Служба Богу в храме, собственно культ — это святая святых
конфессиональной практики. Богослужение мистично, иррационально и
консервативно. Поэтому в различных конфессиях богослужение дольше,
чем все другие области и виды религиозной деятельности, сохраняет
вероисповедные традиции в их первоначальном виде.
И все же десятки столетий, на протяжении которых развертывается
история религий, приводят к изменениям и в богослужебных ритуалах.
В том числе — к изменениям в языке культа.
В христианстве протестантизм в наибольшей мере допускает сближение
конфессионального и светского языков. Поэтому протестантское
богослужение всегда опиралось на народные языки.
В католических странах, притом, что с IX в. разрешалась храмовая
проповедь на народных языках и с XIV—XVI вв. распространяются
переводы Писания, богослужение еще долго велось на латыни (народные
языки звучали главным образом в проповеди, а в ряде стран также в
чтениях из Писания и молитвах). Второй Ватиканский собор
(1962—1965), провозгласив общий курс Аджорнаменто (итал.
aggiornamento — ‘осовременивание’), разрешил службу на народных
языках.
Вопрос о богослужении на русском языке горячо обсуждается и в
Русской Православной Церкви. О нем говорили еще в конце XIX в. На
церковном Соборе в 1917—1918 гг. 80% иерархов высказались за
русификацию богослужения — иначе (повторялись слова апостола Павла)
«люди не назидаются». Дискуссия продолжалась до 1943 г., пока ее не
оборвало государство, запретив всякие попытки ввести русский язык в
богослужение. Атеистическую власть вполне устраивало, что народ
ничего не понимает в храме. После 1943 г. разговоры о богослужении
на русском языке сразу воспринимались как церковное диссидентство,
протестантизм и даже политическая неблагонадежность.

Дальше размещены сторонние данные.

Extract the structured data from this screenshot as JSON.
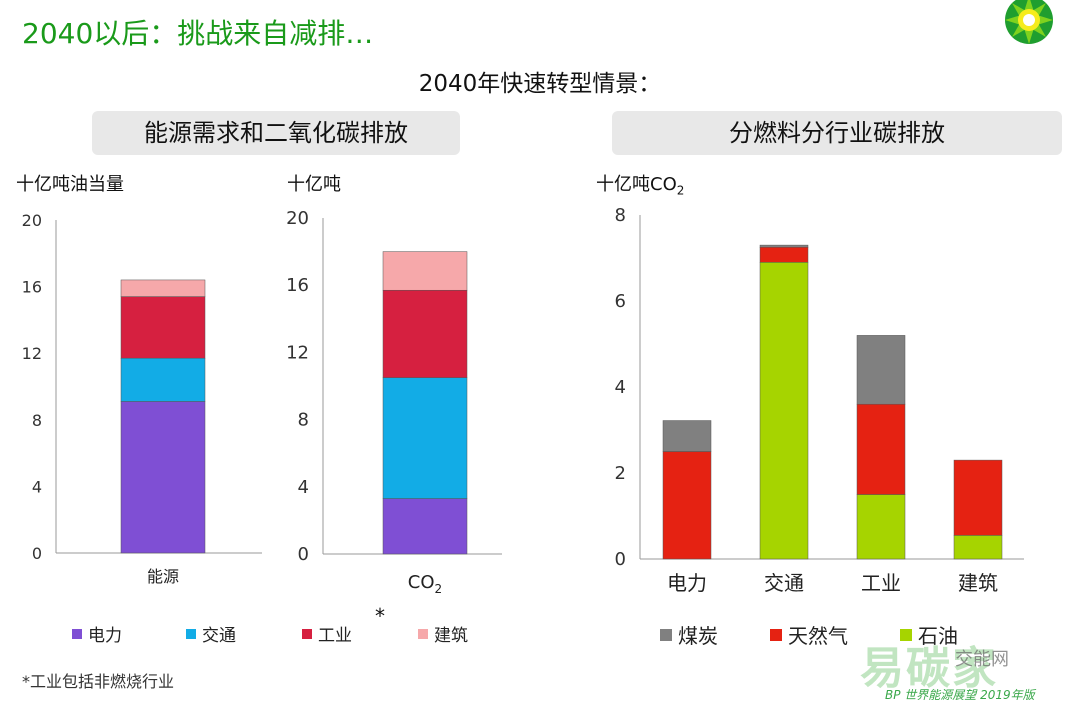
{
  "header": {
    "title": "2040以后：挑战来自减排…",
    "subtitle": "2040年快速转型情景："
  },
  "panels": {
    "left_title": "能源需求和二氧化碳排放",
    "right_title": "分燃料分行业碳排放"
  },
  "footnote": "*工业包括非燃烧行业",
  "star_mark": "*",
  "credit": "BP 世界能源展望 2019年版",
  "watermark": {
    "main": "易碳家",
    "small": "交能网"
  },
  "colors": {
    "power": "#7f4fd4",
    "transport": "#12ace6",
    "industry": "#d62040",
    "buildings": "#f6a8aa",
    "coal": "#808080",
    "gas": "#e52212",
    "oil": "#a6d400",
    "title_green": "#1a9a1a"
  },
  "chart_data": [
    {
      "type": "bar",
      "stacked": true,
      "unit_label": "十亿吨油当量",
      "categories": [
        "能源"
      ],
      "series": [
        {
          "name": "电力",
          "values": [
            9.1
          ],
          "color": "#7f4fd4"
        },
        {
          "name": "交通",
          "values": [
            2.6
          ],
          "color": "#12ace6"
        },
        {
          "name": "工业",
          "values": [
            3.7
          ],
          "color": "#d62040"
        },
        {
          "name": "建筑",
          "values": [
            1.0
          ],
          "color": "#f6a8aa"
        }
      ],
      "ylim": [
        0,
        20
      ],
      "yticks": [
        "0",
        "4",
        "8",
        "12",
        "16",
        "20"
      ],
      "grid": false
    },
    {
      "type": "bar",
      "stacked": true,
      "unit_label": "十亿吨",
      "categories": [
        "CO2"
      ],
      "category_main": "CO",
      "category_sub": "2",
      "series": [
        {
          "name": "电力",
          "values": [
            3.3
          ],
          "color": "#7f4fd4"
        },
        {
          "name": "交通",
          "values": [
            7.2
          ],
          "color": "#12ace6"
        },
        {
          "name": "工业",
          "values": [
            5.2
          ],
          "color": "#d62040"
        },
        {
          "name": "建筑",
          "values": [
            2.3
          ],
          "color": "#f6a8aa"
        }
      ],
      "ylim": [
        0,
        20
      ],
      "yticks": [
        "0",
        "4",
        "8",
        "12",
        "16",
        "20"
      ],
      "grid": false
    },
    {
      "type": "bar",
      "stacked": true,
      "unit_label_main": "十亿吨CO",
      "unit_label_sub": "2",
      "categories": [
        "电力",
        "交通",
        "工业",
        "建筑"
      ],
      "series": [
        {
          "name": "石油",
          "values": [
            0.0,
            6.9,
            1.5,
            0.55
          ],
          "color": "#a6d400"
        },
        {
          "name": "天然气",
          "values": [
            2.5,
            0.35,
            2.1,
            1.75
          ],
          "color": "#e52212"
        },
        {
          "name": "煤炭",
          "values": [
            0.72,
            0.05,
            1.6,
            0.0
          ],
          "color": "#808080"
        }
      ],
      "ylim": [
        0,
        8
      ],
      "yticks": [
        "0",
        "2",
        "4",
        "6",
        "8"
      ],
      "grid": false
    }
  ],
  "legend_left": [
    {
      "label": "电力",
      "color": "#7f4fd4"
    },
    {
      "label": "交通",
      "color": "#12ace6"
    },
    {
      "label": "工业",
      "color": "#d62040"
    },
    {
      "label": "建筑",
      "color": "#f6a8aa"
    }
  ],
  "legend_right": [
    {
      "label": "煤炭",
      "color": "#808080"
    },
    {
      "label": "天然气",
      "color": "#e52212"
    },
    {
      "label": "石油",
      "color": "#a6d400"
    }
  ]
}
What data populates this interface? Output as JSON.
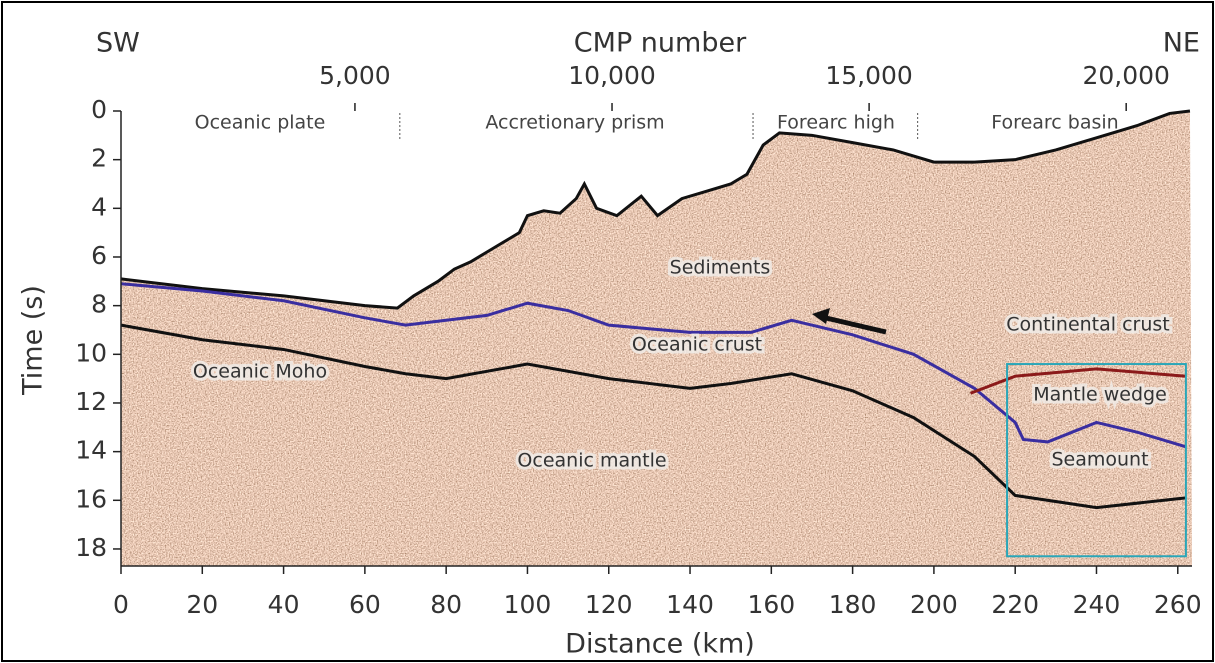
{
  "chart_data": {
    "type": "seismic-section",
    "direction_left": "SW",
    "direction_right": "NE",
    "x2_label": "CMP number",
    "xlabel": "Distance (km)",
    "ylabel": "Time (s)",
    "xlim": [
      0,
      263.5
    ],
    "xticks": [
      0,
      20,
      40,
      60,
      80,
      100,
      120,
      140,
      160,
      180,
      200,
      220,
      240,
      260
    ],
    "ylim": [
      0,
      18.7
    ],
    "yticks": [
      0,
      2,
      4,
      6,
      8,
      10,
      12,
      14,
      16,
      18
    ],
    "x2lim": [
      450,
      21280
    ],
    "x2ticks": [
      {
        "value": 5000,
        "label": "5,000"
      },
      {
        "value": 10000,
        "label": "10,000"
      },
      {
        "value": 15000,
        "label": "15,000"
      },
      {
        "value": 20000,
        "label": "20,000"
      }
    ],
    "regions": [
      "Oceanic plate",
      "Accretionary prism",
      "Forearc high",
      "Forearc basin"
    ],
    "region_boundaries": [
      68.6,
      155.5,
      196
    ],
    "annotations": [
      "Sediments",
      "Oceanic crust",
      "Oceanic Moho",
      "Oceanic mantle",
      "Continental crust",
      "Mantle wedge",
      "Seamount"
    ],
    "horizons": [
      {
        "color": "#111111",
        "x": [
          0,
          20,
          40,
          60,
          68,
          72,
          78,
          82,
          86,
          90,
          94,
          98,
          100,
          104,
          108,
          112,
          114,
          117,
          122,
          128,
          132,
          138,
          144,
          150,
          154,
          158,
          162,
          170,
          180,
          190,
          200,
          210,
          220,
          230,
          240,
          250,
          258,
          263
        ],
        "y": [
          6.9,
          7.3,
          7.6,
          8.0,
          8.1,
          7.6,
          7.0,
          6.5,
          6.2,
          5.8,
          5.4,
          5.0,
          4.3,
          4.1,
          4.2,
          3.6,
          3.0,
          4.0,
          4.3,
          3.5,
          4.3,
          3.6,
          3.3,
          3.0,
          2.6,
          1.4,
          0.9,
          1.0,
          1.3,
          1.6,
          2.1,
          2.1,
          2.0,
          1.6,
          1.1,
          0.6,
          0.1,
          0.0
        ]
      },
      {
        "color": "#3a2ea0",
        "x": [
          0,
          20,
          40,
          60,
          70,
          80,
          90,
          100,
          110,
          120,
          140,
          155,
          165,
          180,
          195,
          210,
          220,
          222,
          228,
          240,
          250,
          262
        ],
        "y": [
          7.1,
          7.4,
          7.8,
          8.5,
          8.8,
          8.6,
          8.4,
          7.9,
          8.2,
          8.8,
          9.1,
          9.1,
          8.6,
          9.2,
          10.0,
          11.4,
          12.8,
          13.5,
          13.6,
          12.8,
          13.2,
          13.8
        ]
      },
      {
        "color": "#111111",
        "x": [
          0,
          20,
          40,
          60,
          70,
          80,
          100,
          120,
          140,
          150,
          165,
          180,
          195,
          210,
          220,
          240,
          262
        ],
        "y": [
          8.8,
          9.4,
          9.8,
          10.5,
          10.8,
          11.0,
          10.4,
          11.0,
          11.4,
          11.2,
          10.8,
          11.5,
          12.6,
          14.2,
          15.8,
          16.3,
          15.9
        ]
      },
      {
        "color": "#8b1a1a",
        "x": [
          209,
          220,
          240,
          262
        ],
        "y": [
          11.6,
          10.9,
          10.6,
          10.9
        ]
      }
    ],
    "highlight": {
      "x": [
        218,
        262
      ],
      "y": [
        10.4,
        18.3
      ],
      "color": "#2aa6b8"
    }
  }
}
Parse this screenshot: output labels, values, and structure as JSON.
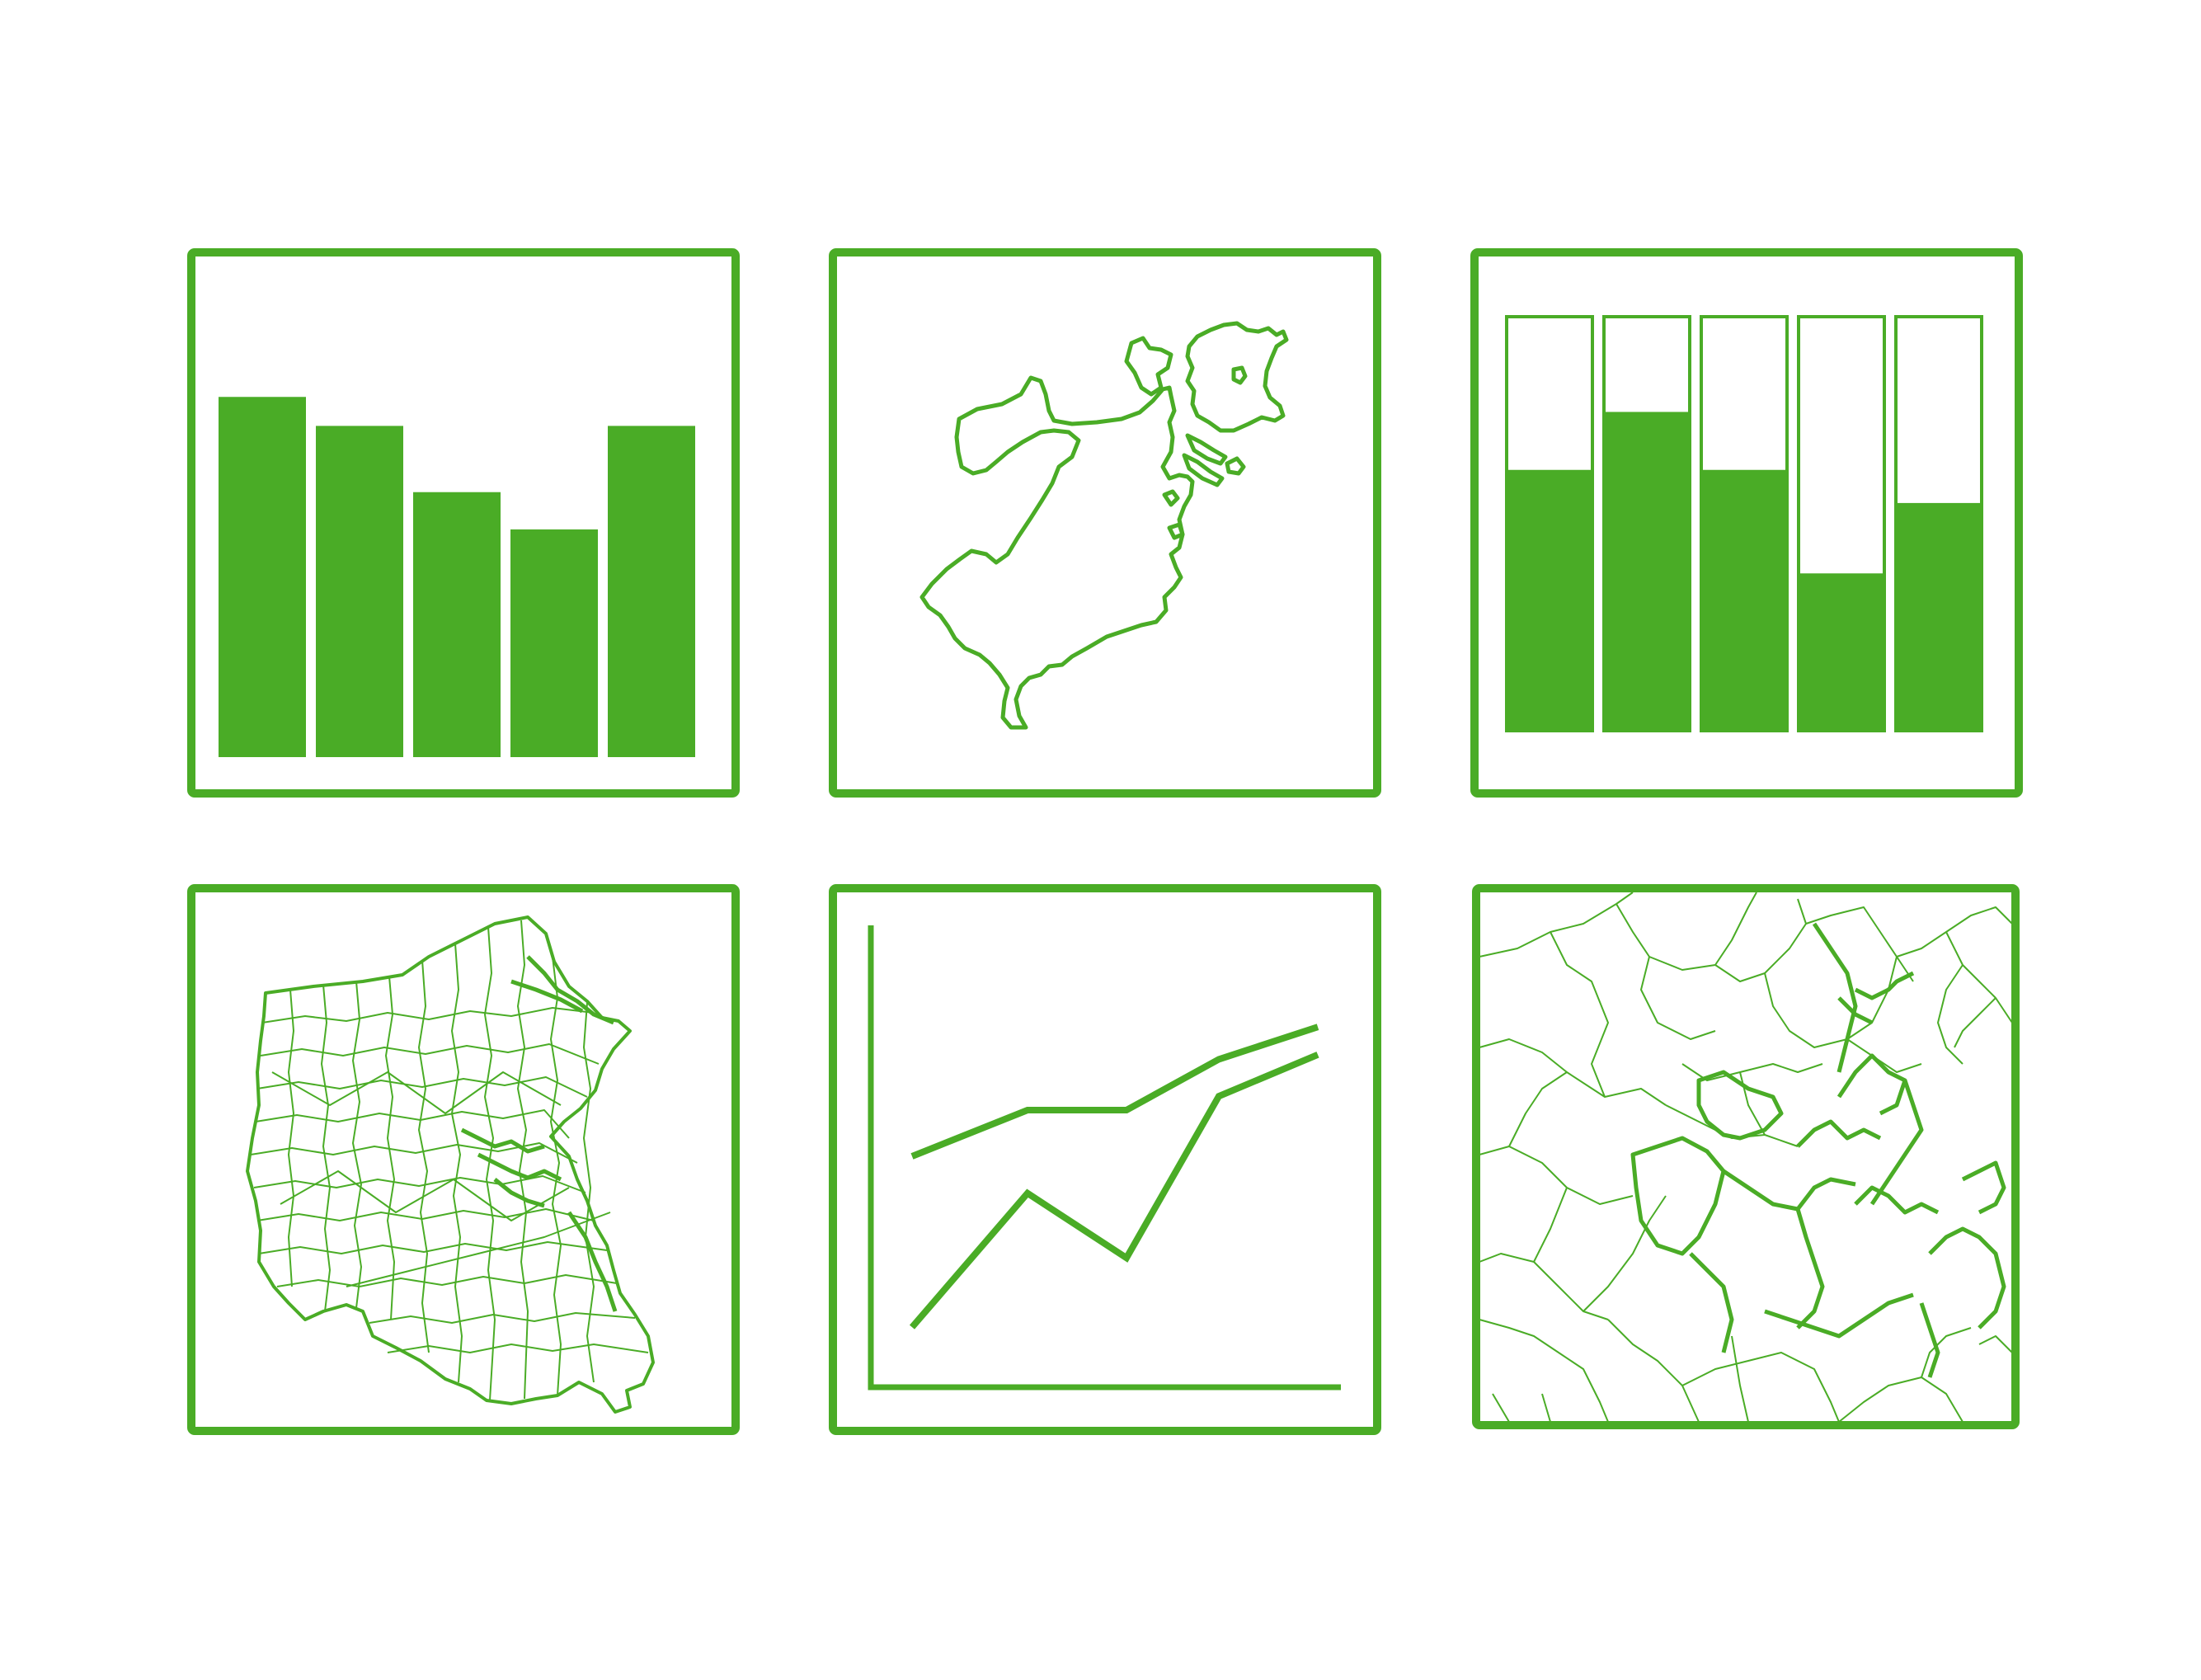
{
  "colors": {
    "accent": "#4aac26",
    "background": "#ffffff"
  },
  "icons": [
    {
      "name": "bar-chart-icon",
      "chart": {
        "type": "bar",
        "values": [
          0.87,
          0.8,
          0.64,
          0.55,
          0.8
        ]
      }
    },
    {
      "name": "city-outline-map-icon"
    },
    {
      "name": "stacked-bar-chart-icon",
      "chart": {
        "type": "bar",
        "values": [
          0.63,
          0.77,
          0.63,
          0.38,
          0.55
        ]
      }
    },
    {
      "name": "region-towns-map-icon"
    },
    {
      "name": "line-chart-icon",
      "chart": {
        "type": "line",
        "series": [
          {
            "values": [
              0.5,
              0.6,
              0.6,
              0.71,
              0.78
            ]
          },
          {
            "values": [
              0.13,
              0.42,
              0.28,
              0.63,
              0.72
            ]
          }
        ]
      }
    },
    {
      "name": "zoomed-boundaries-map-icon"
    }
  ]
}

После 1989 г. дискуссии возобновились. Появились и священники,
которые в своих приходах пробуют в какой‑то мере русифицировать
церковнославянский язык, звучащий в храме. Иногда это касается
чтений из Писания, реже — литургии.
Московский священник о. Георгий Кочетков вспоминал, что когда он
служил в церкви чтецом, то пробовал переводить некоторые места. И
вот какую он видел реакцию верующих: «И народ с радостью принимал,
хотя и не совсем понимал, что происходит и как, воспринимая это как
я с н о е ч т е н и е» (Кочетков, 1993).
* * *
Разные конфессии в разной мере допускают перевод текстов
религиозного канона на новые языки. Эти различия можно
констатировать; по‑видимому, их можно характеризовать в таких
терминах, как «традициональность», «степень адаптивности»,
«динамичность», «иррациональность», «мистичность»,
«рационалистичность» и т.п., но при этом важно исключить оценочные
и полемические суждения. В вопросах веры «рационализм» не лучше и
не хуже «мистики». То, в чем один человек видит «поразительный
консерватизм», другому покажется «надежной устойчивостью»,
«верностью своим корням, истокам». Любые «советы постороннего»
(‘как им обустроить свою веру’) здесь были бы неуместны, а оценки —
неэтичны.
Как найти меру в «осовременивании» религиозной традиции? Что и как
переводить? Всегда ли не до конца ясное слово надо заменять
общеизвестным? Любые подобные вопросы — это внутреннее дело самих
конфессий как организаций верующих. Практика, которая использует
вероисповедание как рычаг в национально‑языковой или иной политике,
так же порочна, как и практика, для которой национально‑языковые
проблемы — только аргументы в религиозной пропаганде. «Итак,
отдавайте кесарево кесарю, а Божие Богу» (Мф 22, 21).